First it was Vincenzo Nibali, and then Fabio Aru. Two big Italian riders jettisoned Astana, and now it’s up to Jakob Fuglsang to fill the void in the Tour de France.
That’s a challenge he’s ready to embrace with gusto. The 32-year-old Dane said Aru’s Astana exit is his gain.
“I have even more support with Fabio no longer on the team,” Fuglsang said. “It opened up a little more space to all the riders in general.”
Nibali left Astana at the end of 2016 to join upstart Bahrain-Merida. This winter, Aru exited the Kazakh-backed team to sign on with UAE-Emirates. Team manager Alexander Vinokourov was exasperated at Aru’s decision to leave, but Fuglsang saw it coming.
“It was not a surprise to me,” Fuglsang said at Ruta del Sol. “I think he had made up his mind quite early about what he wanted to do. I think he can explain the reasons better than I can.”
Rather than up-end the team, the seemingly tumultuous departures of the franchise’s top two GC riders has seemed to have a positive impact on everyone else inside the organization. Astana has already won four races this season with four different riders, and Fuglsang has quietly posted a podium and a top-four in his first two stage races.
Fulgsang said it’s easy to see why. With Aru and Nibali gone, there are more opportunities for other riders. And everyone is keen to step into the void.
“In this way, hopefully we can get even more results throughout the entire season, when in the past, it was only focused on grand tours,” he said. “And the atmosphere on the team is very good this year, and hopefully that will help us to have a great season.”
In 2018, Fulgsang follows a familiar road toward a return to the Tour de France. His schedule remains largely the same — only swapping out the Dauphiné for the Tour de Suisse in June — with starts at Paris-Nice, the Ardennes classics, and the Tour de Romandie.
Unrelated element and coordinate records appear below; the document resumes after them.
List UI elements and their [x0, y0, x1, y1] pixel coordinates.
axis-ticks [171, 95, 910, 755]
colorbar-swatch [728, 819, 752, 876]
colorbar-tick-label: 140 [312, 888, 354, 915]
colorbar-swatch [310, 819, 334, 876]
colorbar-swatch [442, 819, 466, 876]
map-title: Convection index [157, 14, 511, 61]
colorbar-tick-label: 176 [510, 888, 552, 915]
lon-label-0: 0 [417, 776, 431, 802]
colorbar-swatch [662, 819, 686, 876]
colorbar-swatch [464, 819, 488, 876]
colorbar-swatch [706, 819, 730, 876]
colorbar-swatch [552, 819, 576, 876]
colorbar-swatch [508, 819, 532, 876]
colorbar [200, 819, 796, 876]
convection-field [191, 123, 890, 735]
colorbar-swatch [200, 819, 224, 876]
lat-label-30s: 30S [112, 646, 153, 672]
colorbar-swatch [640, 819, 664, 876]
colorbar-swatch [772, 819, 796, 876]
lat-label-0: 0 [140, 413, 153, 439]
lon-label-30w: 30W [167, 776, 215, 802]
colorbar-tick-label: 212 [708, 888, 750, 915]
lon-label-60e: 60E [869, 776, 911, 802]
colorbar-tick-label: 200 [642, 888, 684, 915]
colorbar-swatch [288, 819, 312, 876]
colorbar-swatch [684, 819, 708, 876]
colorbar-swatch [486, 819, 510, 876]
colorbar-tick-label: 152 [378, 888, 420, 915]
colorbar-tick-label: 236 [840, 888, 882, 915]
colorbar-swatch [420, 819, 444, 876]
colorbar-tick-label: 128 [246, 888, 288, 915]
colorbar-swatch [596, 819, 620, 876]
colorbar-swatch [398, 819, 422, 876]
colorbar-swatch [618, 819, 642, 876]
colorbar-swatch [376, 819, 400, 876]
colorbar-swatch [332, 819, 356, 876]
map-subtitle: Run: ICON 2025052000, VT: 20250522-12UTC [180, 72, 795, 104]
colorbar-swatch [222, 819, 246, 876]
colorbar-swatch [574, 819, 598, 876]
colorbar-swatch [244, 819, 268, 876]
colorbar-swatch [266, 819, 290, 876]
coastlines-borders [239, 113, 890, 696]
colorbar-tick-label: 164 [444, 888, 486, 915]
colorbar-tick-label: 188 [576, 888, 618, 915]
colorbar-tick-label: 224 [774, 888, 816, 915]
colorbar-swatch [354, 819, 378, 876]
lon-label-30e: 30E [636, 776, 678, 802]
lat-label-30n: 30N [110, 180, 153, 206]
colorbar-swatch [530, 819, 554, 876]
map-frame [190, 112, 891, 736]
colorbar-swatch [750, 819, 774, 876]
Last year, following his dramatic victory at the Critérium du Dauphiné, expectations were sky high for Fulgsang to improve on his career-best seventh in the 2013 Tour. A wrist injury midway through the Tour meant an unexpected and bitter early exit from the Tour.
“What’s important is July,” Fulgsang said emphatically. “I want to do good in the Tour, and I believed I could have done well already last year. I hope I can prove that this year.”
A former mountain biker, Fuglsang has emerged as the biggest star in Danish cycling. Despite scandals involving Bjarne Riis and Michael Rasmussen, the sport remains a top draw. Fuglsang is the leading light among a new generation of Danes that also includes Lars Bak (Lotto-Soudal), Lasse Norman Hansen (Aqua Blue), and Magnus Cort Nielsen and Michael Valgren (Astana).
“They are crazy about cycling in Denmark. I don’t go there so often, but it’s a big hype,” said Fulgsang, who now lives in Monaco. “I learned to live with it over the years. I was the last one in 2013 to do a top 10. It’s been a long time. I don’t pay too much attention to [media hype]. I try to stay focused on my racing. Hopefully, I can make them happy with some results.”
Fuglsang enters his sixth season in Astana colors finally with the chance to be the main team captain at the Tour. He’s seen Nibali and Aru come and go. He’s ready to step up, and the team will be leaning on him for the Tour. Miguel Ángel López will have leadership at the Giro d’Italia.
“For me, it’s all for the Tour, and López for the Giro. Then we’ll see for the Vuelta,” he said. “I am happy with it, and in general, the team is happy with how things are working right now. In the end, so far everything is good for the team, and we hope it will continue.”